The Boeing Starliner has been, in technical terms, a bit of a clusterfuck. Its development was hamstrung by Boeing’s greed, and now the spaceship is stuck on the International Space Station unable to move its astronauts home. The ship is now scheduled to undock and head home later this week, but a brand new issue has cropped up since that announcement: The Starliner is haunted by unexplained noises.
Ars Technica has audio captured by astronaut Butch Wilmore aboard the Starliner, where a repeating “ping” may be clearly heard coming from the module’s speakers. Neither Wilmore nor the bottom crew had an evidence for the noise:
Wilmore, apparently floating in Starliner, then put his microphone as much as the speaker inside Starliner. Shortly thereafter, there was an audible pinging that was quite distinctive. “Alright Butch, that one got here through,” Mission control radioed as much as Wilmore. “It was type of like a pulsing noise, almost like a sonar ping.”
“I’ll do it yet another time, and I’ll let y’all scratch your heads and see when you can determine what’s occurring,” Wilmore replied. The odd, sonar-like audio then repeated itself. “Alright, over to you. Call us when you figure it out.”

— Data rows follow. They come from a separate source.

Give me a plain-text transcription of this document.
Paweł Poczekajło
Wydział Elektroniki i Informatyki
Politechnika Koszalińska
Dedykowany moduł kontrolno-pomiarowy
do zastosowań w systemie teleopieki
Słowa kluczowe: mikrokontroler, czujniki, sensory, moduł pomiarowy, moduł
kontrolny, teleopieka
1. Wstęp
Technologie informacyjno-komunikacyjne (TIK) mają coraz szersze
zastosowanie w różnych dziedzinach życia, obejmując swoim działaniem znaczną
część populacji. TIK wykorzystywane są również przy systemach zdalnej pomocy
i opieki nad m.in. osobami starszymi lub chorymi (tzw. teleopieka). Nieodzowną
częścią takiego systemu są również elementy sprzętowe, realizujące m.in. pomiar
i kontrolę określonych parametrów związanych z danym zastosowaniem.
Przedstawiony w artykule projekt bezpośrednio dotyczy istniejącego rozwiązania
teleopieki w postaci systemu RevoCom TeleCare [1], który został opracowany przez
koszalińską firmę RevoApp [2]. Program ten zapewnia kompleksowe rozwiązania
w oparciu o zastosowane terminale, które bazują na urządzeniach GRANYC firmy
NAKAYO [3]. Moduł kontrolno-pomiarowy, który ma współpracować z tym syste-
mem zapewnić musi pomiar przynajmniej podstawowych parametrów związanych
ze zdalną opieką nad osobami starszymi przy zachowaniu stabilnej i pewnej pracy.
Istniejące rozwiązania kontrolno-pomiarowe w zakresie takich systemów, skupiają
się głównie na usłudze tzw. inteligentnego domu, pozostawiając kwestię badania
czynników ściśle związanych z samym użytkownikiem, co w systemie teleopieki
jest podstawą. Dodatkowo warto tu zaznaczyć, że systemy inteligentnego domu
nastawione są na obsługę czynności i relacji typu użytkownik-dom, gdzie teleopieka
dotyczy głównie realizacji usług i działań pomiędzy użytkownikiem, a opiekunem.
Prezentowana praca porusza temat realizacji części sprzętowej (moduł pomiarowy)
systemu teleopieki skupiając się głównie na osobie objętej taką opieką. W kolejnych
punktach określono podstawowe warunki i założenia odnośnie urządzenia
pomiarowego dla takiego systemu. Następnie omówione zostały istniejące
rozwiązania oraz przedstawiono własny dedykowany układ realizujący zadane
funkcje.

Up to now, the noise hasn’t gave the impression to be any major issue, however it’s just one other thing within the litany of problems the Starliner has faced. In some way, an organization run by Elon Musk is our greatest shot at actual, viable space travel for now. That’s damning, Boeing.
You’ll be able to tell we truly live in the long run, because conversations like this sound exactly just like the calls you get when a friend buys a crappy automobile against your advice and starts asking you for help with every issue. They’ll provide you with a call, put the speaker as much as the engine, play you some horrible noise, and ask you for a diagnosis right there — only in 2024 could we’ve shitboxes in space.